Five, SQL optimization rules
Let’s look at some common optimization rules. By optimization rules, I mean the angles from which YOU can think about SQL optimization. There’s a couple of ways to look at it. Here are a few.
Here is a picture from ali – Ye Zhengsheng’s blog, I believe many people have seen. Here we propose the classic funnel optimization rule, where height refers to the resources we invest, and width refers to the possible benefits. As can be seen from the figure, “reduce data access” is the way to invest the least resources, but more benefits; “Increasing hardware resources” is a way to invest the most resources relative to the amount of revenue. I’m not going to expand this out for time.
This is an optimization rule I’ve come up with, known simply as the “DoDo” rule.
Number one, “Do Less or not Do!” This translates to making the database do as little or no work as possible.
How to understand less work? For example, creating an index can improve the access efficiency. The principle is to convert the original table scan into an index scan. In an ordered structure, data can be obtained with only a small amount of IO access. This boils down to doing less work.

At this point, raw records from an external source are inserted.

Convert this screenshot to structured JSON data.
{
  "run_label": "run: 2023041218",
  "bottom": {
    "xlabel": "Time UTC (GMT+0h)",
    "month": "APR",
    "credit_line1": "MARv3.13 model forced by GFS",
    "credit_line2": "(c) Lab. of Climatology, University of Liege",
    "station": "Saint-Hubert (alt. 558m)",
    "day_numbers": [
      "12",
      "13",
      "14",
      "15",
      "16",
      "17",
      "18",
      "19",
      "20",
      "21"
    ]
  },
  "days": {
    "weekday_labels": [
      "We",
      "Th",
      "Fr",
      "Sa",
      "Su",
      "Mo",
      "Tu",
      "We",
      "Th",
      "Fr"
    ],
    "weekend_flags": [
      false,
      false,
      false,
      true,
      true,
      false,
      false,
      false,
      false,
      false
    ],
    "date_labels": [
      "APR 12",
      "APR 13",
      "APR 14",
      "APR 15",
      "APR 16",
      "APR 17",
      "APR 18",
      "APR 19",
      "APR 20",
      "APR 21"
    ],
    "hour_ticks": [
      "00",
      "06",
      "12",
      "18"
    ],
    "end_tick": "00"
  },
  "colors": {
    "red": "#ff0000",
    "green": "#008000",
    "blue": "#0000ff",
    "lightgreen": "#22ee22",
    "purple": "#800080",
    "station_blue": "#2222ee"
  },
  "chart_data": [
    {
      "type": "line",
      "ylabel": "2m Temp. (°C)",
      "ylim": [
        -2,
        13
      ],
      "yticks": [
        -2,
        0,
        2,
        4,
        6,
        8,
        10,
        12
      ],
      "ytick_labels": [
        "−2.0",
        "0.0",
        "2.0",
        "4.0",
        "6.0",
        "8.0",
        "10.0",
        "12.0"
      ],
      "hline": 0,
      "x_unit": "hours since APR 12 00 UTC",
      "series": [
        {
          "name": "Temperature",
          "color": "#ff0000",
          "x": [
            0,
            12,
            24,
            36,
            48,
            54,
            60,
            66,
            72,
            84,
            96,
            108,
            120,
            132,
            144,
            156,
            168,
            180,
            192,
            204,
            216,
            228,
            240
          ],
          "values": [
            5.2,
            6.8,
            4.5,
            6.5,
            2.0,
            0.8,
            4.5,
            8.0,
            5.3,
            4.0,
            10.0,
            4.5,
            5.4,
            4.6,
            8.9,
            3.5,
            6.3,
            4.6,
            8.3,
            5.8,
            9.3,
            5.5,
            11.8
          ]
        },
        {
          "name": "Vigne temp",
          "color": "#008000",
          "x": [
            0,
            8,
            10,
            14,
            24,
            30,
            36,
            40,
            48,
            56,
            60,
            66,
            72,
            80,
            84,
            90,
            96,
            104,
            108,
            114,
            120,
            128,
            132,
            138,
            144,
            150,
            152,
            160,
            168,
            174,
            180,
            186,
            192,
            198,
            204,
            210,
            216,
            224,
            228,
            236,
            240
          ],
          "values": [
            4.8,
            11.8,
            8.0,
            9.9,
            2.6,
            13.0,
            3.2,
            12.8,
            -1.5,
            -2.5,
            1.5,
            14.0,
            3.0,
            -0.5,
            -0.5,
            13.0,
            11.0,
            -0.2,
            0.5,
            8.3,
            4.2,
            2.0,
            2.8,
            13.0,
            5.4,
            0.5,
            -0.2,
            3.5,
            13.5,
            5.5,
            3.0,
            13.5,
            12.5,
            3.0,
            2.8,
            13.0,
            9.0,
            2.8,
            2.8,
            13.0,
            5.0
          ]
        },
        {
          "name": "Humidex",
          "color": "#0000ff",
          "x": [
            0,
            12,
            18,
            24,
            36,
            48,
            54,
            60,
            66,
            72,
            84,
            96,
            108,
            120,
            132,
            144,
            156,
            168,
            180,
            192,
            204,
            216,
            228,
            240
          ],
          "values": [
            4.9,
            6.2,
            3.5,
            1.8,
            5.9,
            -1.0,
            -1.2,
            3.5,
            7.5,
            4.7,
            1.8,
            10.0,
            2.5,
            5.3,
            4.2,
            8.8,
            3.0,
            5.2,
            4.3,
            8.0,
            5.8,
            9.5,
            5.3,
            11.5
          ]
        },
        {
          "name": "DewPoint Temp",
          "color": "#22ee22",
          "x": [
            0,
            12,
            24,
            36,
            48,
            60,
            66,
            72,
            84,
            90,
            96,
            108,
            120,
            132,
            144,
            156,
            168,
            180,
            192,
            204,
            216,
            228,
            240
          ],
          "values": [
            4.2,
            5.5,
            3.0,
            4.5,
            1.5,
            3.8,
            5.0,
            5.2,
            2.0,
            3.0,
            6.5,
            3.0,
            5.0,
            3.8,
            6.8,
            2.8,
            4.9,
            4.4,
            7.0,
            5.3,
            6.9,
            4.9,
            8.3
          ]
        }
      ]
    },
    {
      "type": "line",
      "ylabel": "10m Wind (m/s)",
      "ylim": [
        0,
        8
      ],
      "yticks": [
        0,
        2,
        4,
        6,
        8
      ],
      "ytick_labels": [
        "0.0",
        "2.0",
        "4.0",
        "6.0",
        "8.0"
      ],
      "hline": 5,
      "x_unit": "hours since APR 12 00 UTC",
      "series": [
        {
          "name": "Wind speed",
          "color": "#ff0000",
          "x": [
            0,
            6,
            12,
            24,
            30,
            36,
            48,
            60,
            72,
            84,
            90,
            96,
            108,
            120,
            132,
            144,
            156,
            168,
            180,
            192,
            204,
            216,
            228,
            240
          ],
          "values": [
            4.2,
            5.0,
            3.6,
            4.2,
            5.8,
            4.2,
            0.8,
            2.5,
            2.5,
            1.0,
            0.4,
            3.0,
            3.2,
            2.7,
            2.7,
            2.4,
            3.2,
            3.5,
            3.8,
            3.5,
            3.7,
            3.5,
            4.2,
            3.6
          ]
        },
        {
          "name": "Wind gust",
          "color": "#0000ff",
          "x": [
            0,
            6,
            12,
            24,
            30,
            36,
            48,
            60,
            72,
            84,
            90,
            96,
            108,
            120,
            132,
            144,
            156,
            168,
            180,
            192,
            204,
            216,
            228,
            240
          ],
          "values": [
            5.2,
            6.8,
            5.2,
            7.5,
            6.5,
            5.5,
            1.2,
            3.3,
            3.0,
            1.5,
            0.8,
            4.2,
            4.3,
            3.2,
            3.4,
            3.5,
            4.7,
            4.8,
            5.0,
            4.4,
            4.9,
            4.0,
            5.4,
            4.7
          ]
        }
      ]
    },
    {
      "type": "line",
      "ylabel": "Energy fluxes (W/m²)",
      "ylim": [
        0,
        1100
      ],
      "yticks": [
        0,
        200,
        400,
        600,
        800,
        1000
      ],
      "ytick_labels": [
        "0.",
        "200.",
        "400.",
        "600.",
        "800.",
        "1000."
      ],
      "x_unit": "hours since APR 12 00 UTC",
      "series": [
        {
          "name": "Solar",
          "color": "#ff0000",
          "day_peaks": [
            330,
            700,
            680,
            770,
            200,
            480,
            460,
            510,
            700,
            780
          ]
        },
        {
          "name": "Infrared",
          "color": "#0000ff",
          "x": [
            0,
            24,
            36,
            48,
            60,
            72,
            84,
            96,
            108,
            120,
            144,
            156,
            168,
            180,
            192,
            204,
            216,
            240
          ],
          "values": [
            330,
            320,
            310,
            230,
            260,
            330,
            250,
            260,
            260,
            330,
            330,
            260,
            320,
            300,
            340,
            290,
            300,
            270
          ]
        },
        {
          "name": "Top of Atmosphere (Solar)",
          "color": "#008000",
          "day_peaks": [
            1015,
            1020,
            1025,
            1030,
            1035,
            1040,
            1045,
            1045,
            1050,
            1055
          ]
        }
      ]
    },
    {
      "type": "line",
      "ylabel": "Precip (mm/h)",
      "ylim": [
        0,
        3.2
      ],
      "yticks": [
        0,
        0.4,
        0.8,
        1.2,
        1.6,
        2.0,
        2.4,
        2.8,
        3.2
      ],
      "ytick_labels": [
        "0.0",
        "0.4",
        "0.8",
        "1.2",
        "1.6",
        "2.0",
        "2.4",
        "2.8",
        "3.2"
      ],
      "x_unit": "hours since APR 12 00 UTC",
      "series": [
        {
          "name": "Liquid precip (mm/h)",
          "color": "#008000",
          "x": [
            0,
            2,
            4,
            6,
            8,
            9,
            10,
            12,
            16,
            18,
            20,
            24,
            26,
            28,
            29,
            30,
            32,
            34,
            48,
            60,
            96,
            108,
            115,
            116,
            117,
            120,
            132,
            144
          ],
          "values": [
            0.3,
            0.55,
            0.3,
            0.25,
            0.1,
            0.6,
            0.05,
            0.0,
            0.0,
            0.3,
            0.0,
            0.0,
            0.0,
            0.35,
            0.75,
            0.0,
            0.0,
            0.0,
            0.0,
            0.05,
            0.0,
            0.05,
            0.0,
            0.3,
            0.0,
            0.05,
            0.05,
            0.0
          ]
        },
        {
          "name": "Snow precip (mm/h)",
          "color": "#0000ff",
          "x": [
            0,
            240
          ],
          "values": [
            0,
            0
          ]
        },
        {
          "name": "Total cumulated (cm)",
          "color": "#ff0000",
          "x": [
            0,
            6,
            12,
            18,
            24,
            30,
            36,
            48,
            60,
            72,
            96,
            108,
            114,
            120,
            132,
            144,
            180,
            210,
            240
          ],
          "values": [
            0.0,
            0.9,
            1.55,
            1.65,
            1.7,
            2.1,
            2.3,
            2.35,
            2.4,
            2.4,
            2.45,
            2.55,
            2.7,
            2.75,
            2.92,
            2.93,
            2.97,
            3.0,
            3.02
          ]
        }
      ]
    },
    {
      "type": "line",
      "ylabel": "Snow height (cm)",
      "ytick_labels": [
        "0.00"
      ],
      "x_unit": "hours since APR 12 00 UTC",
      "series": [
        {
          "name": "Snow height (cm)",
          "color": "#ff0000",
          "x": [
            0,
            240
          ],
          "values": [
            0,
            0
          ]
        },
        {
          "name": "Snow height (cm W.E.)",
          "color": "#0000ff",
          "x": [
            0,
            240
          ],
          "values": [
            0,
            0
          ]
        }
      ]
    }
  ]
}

How to understand not doing work? For example, in the system design of the common cache design, many are the original need to access the database, to access the cache. This not only improves the access efficiency, but also reduces the database pressure. From a database perspective, this is typically not doing the work.
Number two, “If must do,do it fast!” If the database must do this event, please do it as soon as possible.
How to interpret this sentence? For example, the common parallel operation in the database is the introduction of multiple processes to speed up the original execution process. Speed up the processing process, occupy less related resources, and improve the overall system throughput.
SQL execution process
The execution process of SQL is complicated and varies with different databases. The following introduction to two mainstream databases (Oracle, MySQL) introduced.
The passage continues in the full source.